Monday, June 6, 2011

Tables are better than plots (April Fools) and other reading


  • A several participant discussion of plots vs. tables begins with a 5 page piece by Andrew Gelman about why tables are better than plots, concluding with "I recommend using Excel, which has some really nice defaults as well as options such as those 3-D colored bar charts." April Fools! The remaining pieces knock down the straw man.
  • At Society for Research on Child Development this March, I asked NICHD head Alan Guttmacher for the current scope of the "child health and development" that his institute covers since some say that adolescence extends until 25 because the brain is not fully developed until then. He said that age 25 is a fine age to use as the end of child development. The National Campaign has issued areport on young adulthood describing this changing stage of life.

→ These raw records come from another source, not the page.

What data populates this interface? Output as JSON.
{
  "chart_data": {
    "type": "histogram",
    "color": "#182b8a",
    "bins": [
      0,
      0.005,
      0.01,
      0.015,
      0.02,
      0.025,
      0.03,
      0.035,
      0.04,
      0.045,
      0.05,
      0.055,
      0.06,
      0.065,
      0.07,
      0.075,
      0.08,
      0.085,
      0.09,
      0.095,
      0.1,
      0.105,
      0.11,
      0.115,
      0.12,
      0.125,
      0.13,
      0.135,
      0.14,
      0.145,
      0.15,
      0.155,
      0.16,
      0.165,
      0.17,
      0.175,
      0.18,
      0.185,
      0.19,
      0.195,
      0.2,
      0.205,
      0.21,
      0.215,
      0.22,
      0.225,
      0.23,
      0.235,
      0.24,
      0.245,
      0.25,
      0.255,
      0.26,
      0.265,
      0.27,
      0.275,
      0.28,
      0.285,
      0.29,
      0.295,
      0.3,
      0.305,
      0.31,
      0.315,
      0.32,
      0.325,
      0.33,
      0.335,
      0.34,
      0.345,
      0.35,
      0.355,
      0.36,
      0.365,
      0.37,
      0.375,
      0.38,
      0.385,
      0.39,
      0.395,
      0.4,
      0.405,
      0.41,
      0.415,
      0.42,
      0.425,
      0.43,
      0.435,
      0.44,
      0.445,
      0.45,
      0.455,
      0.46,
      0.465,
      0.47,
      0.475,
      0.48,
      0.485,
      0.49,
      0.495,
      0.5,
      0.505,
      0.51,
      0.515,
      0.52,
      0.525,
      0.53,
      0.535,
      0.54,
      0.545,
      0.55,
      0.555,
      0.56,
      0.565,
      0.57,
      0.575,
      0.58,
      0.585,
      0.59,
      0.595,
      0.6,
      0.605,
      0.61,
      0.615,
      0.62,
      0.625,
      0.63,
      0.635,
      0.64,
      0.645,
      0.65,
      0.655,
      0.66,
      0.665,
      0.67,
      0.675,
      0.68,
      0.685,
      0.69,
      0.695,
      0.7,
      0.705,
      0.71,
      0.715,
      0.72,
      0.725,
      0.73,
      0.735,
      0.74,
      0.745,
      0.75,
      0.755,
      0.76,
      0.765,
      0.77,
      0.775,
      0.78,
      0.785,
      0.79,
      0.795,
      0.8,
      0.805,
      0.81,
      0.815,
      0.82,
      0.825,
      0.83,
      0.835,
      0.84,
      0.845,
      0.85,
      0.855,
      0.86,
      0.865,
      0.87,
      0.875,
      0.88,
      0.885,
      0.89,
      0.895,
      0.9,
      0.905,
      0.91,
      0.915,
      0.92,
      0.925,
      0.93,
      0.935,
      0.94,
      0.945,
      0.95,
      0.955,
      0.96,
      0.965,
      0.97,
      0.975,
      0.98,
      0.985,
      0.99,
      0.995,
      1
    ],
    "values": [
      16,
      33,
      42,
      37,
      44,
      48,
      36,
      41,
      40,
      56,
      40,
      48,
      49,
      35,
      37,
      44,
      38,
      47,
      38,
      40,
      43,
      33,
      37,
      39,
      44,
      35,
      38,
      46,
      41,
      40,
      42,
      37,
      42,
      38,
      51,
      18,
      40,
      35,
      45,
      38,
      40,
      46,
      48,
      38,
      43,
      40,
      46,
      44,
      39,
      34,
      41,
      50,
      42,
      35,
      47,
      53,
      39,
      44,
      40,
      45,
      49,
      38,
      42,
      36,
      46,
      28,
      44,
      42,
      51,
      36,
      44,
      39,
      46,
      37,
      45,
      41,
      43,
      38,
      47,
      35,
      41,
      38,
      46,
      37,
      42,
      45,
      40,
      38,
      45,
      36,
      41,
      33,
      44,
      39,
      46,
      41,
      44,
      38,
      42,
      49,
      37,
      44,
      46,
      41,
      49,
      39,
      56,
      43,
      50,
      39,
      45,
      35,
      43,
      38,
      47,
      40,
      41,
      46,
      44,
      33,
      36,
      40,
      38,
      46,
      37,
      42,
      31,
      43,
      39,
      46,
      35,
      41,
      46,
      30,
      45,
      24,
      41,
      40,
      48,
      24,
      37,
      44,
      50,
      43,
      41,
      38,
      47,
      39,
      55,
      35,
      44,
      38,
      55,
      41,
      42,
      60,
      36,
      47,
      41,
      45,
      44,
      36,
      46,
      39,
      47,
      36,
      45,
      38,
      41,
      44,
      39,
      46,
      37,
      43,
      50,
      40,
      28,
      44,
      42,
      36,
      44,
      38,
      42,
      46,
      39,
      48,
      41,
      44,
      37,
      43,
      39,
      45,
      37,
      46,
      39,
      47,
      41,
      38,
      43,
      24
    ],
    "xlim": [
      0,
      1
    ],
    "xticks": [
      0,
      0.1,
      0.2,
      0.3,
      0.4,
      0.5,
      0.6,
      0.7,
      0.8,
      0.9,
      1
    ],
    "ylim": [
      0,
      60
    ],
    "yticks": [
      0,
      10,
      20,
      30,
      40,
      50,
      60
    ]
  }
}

  • AP grading and what it's like to grade AP exams. I was surprised that 85-90% of these history exams were written by 9th and 10th graders.
  • Humor in romantic relationships: women have more romantic interest in online dating profiles that are funny (in their opinion) than not funny. No difference for men's assessment of women. Practical implications aside (Do any men like me for my sense of humor?), this study is a great example of how gender could be used as a counterfactual, even though they didn't use it here. Now that people are frequently represented not just by resumes (as in studies of racial discrimination in choosing interview candidates) but by electronic profiles on facebook or dating sites, we can alter gender or other immutable characteristics on the electronic profiles and infer causal effects.
  • Seating location and voting behavior on FDA advisory committees: those who speak later may have less influence on the vote, perhaps attributable to seating location.